Four senior Tesco executives have been suspended while it investigates a £250m "overstatement" of half-year profits. One of the figures understood to have stepped aside is Chris Bush, the supermarket's UK managing director.
Shares in the supermarket opened more than 11 per cent down this morning after it admitted the error.
The embattled supermarket said it had engaged its legal advisers Freshfields and accounting firm Deloitte to investigate the overstatement in which half-year profits were previously estimated to be around £1.1bn. The inaccurate estimate was made at the same time it issued a profit warning on expected full-year results.
Tesco's stock fell to 203.5 pence per share this morning, its lowest since May 2003, the FT reports.
Tesco boss Dave Lewis said the Financial Conduct Authority has been informed and were also investigating the matter.
Robin Terrell, Tesco's multichannel director, will step in and run the UK leadership team while the three other executives stepping aside have not been named.
Lewis said the issue was brought to his attention on Friday and looked at over the weekend, warranting a "full and frank" investigation.
The issue, believed to be related to "the relationship between Tesco and suppliers" and the periods when revenues were received and when it was reported, was not something picked up through its normal auditing practices.
On a call this morning, Lewis said there was an initial indication that the revenue reporting was a substantial part of the issue and affected the first half of this year, however the investigation would go "wherever it takes us".
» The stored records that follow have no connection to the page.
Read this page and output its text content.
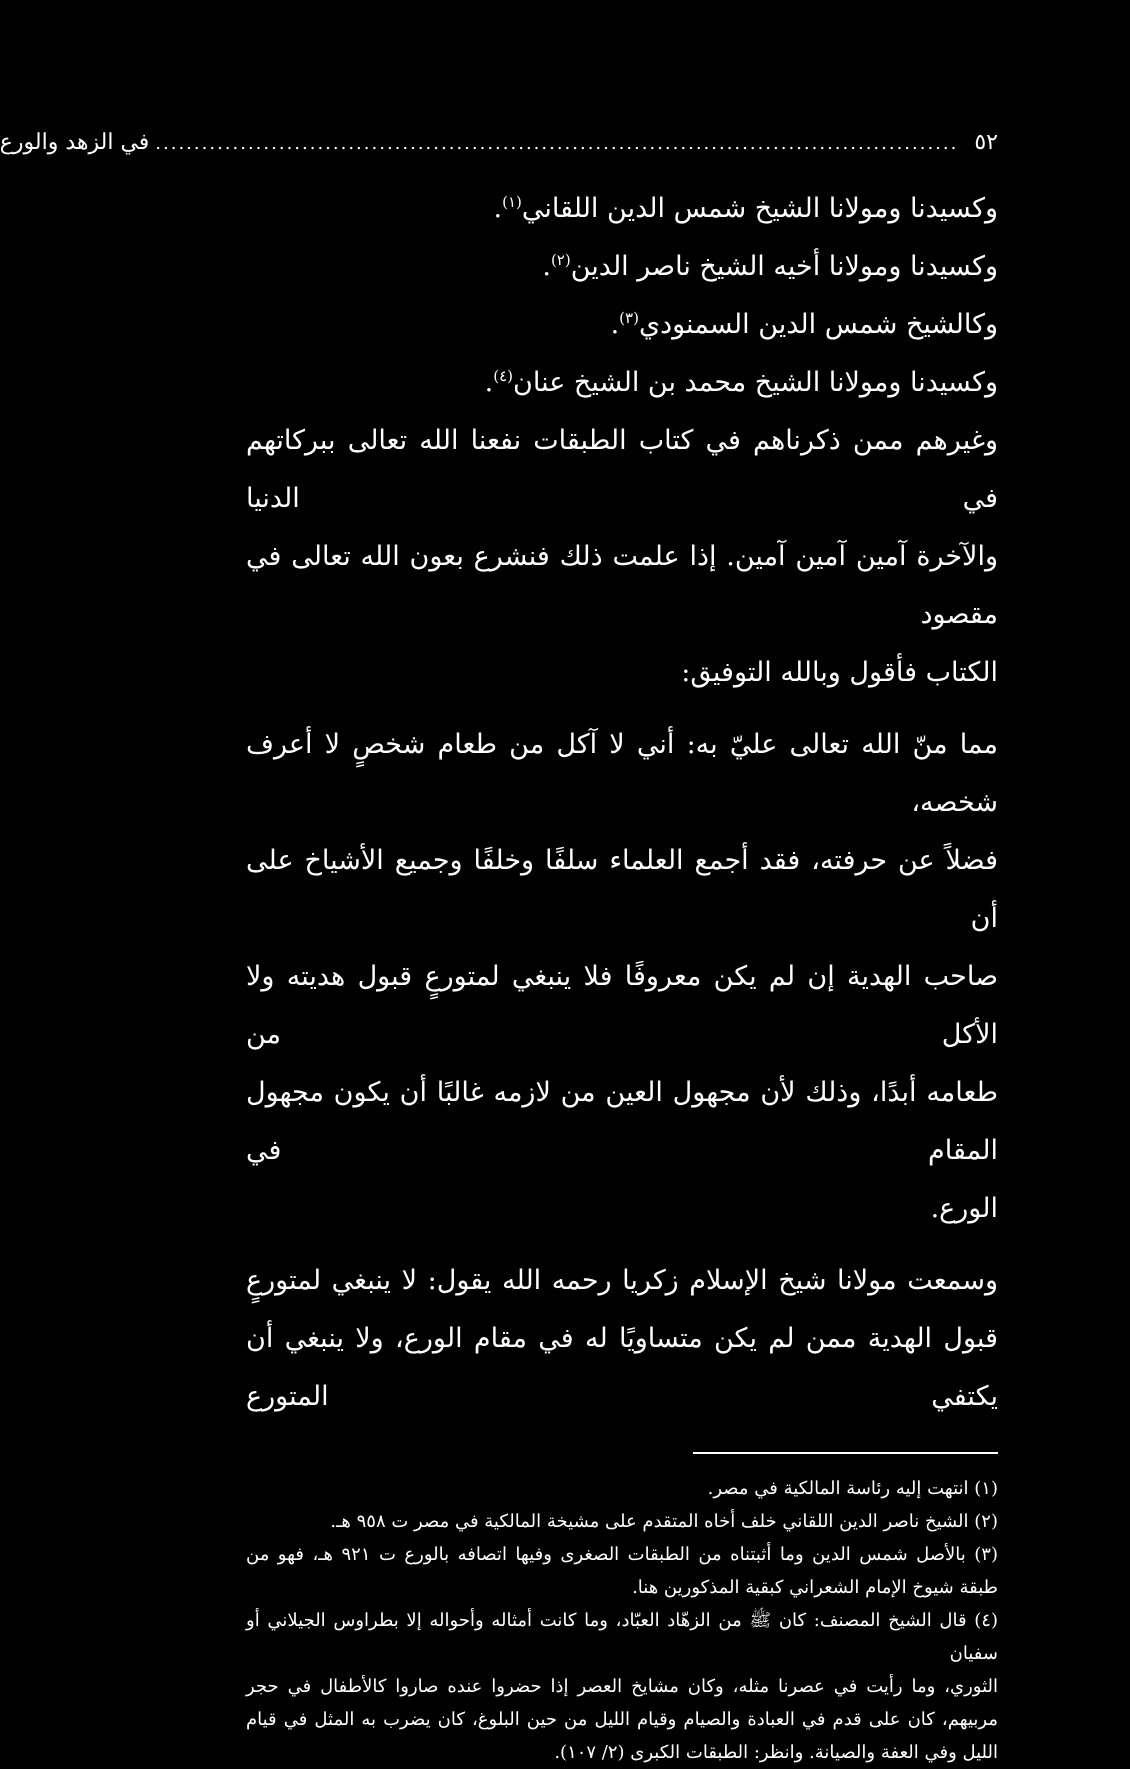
٥٢
........................................................................................................
في الزهد والورع
وكسيدنا ومولانا الشيخ شمس الدين اللقاني$^{(١)}$.
وكسيدنا ومولانا أخيه الشيخ ناصر الدين$^{(٢)}$.
وكالشيخ شمس الدين السمنودي$^{(٣)}$.
وكسيدنا ومولانا الشيخ محمد بن الشيخ عنان$^{(٤)}$.
وغيرهم ممن ذكرناهم في كتاب الطبقات نفعنا الله تعالى ببركاتهم في الدنيا
والآخرة آمين آمين آمين. إذا علمت ذلك فنشرع بعون الله تعالى في مقصود
الكتاب فأقول وبالله التوفيق:
مما منّ الله تعالى عليّ به: أني لا آكل من طعام شخصٍ لا أعرف شخصه،
فضلاً عن حرفته، فقد أجمع العلماء سلفًا وخلفًا وجميع الأشياخ على أن
صاحب الهدية إن لم يكن معروفًا فلا ينبغي لمتورعٍ قبول هديته ولا الأكل من
طعامه أبدًا، وذلك لأن مجهول العين من لازمه غالبًا أن يكون مجهول المقام في
الورع.
وسمعت مولانا شيخ الإسلام زكريا رحمه الله يقول: لا ينبغي لمتورعٍ
قبول الهدية ممن لم يكن متساويًا له في مقام الورع، ولا ينبغي أن يكتفي المتورع
(١) انتهت إليه رئاسة المالكية في مصر.
(٢) الشيخ ناصر الدين اللقاني خلف أخاه المتقدم على مشيخة المالكية في مصر ت ٩٥٨ هـ.
(٣) بالأصل شمس الدين وما أثبتناه من الطبقات الصغرى وفيها اتصافه بالورع ت ٩٢١ هـ، فهو من
طبقة شيوخ الإمام الشعراني كبقية المذكورين هنا.
(٤) قال الشيخ المصنف: كان ﷺ من الزهّاد العبّاد، وما كانت أمثاله وأحواله إلا بطراوس الجيلاني أو سفيان
الثوري، وما رأيت في عصرنا مثله، وكان مشايخ العصر إذا حضروا عنده صاروا كالأطفال في حجر
مربيهم، كان على قدم في العبادة والصيام وقيام الليل من حين البلوغ، كان يضرب به المثل في قيام
الليل وفي العفة والصيانة. وانظر: الطبقات الكبرى (٢/ ١٠٧).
An update on its progress will be given on 23 October when Tesco is due to report its results, said Lewis, who added that the issue was not something he had ever come across in his career.
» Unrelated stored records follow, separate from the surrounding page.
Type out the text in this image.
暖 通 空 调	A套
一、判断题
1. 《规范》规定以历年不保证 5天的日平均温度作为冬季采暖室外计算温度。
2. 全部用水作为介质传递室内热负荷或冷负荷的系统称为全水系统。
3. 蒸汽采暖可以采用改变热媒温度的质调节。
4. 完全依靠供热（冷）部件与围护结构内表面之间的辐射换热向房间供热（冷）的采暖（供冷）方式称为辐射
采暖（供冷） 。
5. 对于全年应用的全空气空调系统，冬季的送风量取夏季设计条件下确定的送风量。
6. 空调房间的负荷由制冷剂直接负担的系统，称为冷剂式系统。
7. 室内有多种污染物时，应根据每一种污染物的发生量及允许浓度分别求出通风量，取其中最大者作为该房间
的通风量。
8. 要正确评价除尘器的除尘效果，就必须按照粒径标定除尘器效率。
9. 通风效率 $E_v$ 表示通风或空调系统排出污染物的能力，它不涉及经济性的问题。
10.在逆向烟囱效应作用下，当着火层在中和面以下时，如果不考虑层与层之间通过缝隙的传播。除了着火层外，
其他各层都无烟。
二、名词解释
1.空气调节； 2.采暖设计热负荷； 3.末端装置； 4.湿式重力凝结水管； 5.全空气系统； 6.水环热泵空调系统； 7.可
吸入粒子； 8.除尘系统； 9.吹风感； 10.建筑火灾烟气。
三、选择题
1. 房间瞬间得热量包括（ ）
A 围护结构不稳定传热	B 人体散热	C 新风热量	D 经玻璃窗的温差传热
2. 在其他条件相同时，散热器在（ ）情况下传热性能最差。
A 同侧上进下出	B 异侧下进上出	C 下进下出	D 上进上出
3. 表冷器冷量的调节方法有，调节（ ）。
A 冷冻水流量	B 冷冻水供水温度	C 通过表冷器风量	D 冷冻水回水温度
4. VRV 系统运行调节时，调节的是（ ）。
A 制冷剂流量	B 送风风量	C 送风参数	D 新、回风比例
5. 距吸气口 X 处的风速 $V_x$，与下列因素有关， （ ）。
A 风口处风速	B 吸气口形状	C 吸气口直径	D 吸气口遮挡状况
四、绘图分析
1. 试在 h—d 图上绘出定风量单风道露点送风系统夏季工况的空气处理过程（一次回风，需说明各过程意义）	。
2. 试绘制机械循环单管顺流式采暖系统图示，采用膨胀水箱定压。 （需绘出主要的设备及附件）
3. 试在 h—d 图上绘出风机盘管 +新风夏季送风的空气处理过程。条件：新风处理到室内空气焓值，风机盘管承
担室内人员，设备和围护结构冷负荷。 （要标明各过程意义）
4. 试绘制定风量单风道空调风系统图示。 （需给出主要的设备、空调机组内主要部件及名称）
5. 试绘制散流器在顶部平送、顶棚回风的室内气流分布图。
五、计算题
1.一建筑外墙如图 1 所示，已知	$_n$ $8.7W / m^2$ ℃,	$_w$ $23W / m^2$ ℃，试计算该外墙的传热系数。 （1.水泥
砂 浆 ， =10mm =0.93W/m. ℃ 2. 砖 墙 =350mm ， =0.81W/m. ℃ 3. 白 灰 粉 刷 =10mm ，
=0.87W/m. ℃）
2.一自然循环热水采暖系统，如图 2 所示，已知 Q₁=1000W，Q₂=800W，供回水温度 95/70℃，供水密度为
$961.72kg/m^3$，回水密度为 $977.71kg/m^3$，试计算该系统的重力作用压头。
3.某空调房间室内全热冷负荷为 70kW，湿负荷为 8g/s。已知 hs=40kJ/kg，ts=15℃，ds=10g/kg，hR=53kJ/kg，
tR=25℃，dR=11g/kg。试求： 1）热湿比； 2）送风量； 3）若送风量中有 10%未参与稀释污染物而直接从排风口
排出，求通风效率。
One analyst warned that while the new chief executive would avoid being tarnished by the issue, it raised questions over chairman Sir Richard Broadbent’s position.
Shore Capital’s Clive Black, who was “flabbergasted” by the development, said:
Such an announcement is not the stuff of a well operated FTSE 100 organisation…clearly there can be no suggestion of impropriety on behalf of the new CEO to our minds, who has been in the job less than a month. However, this development may raise, indeed must raise, much more fundamental questions over the chairman's position and the nature, composition and extent of the board, which to our minds has been lop-sided between executives and NEDs for far too long.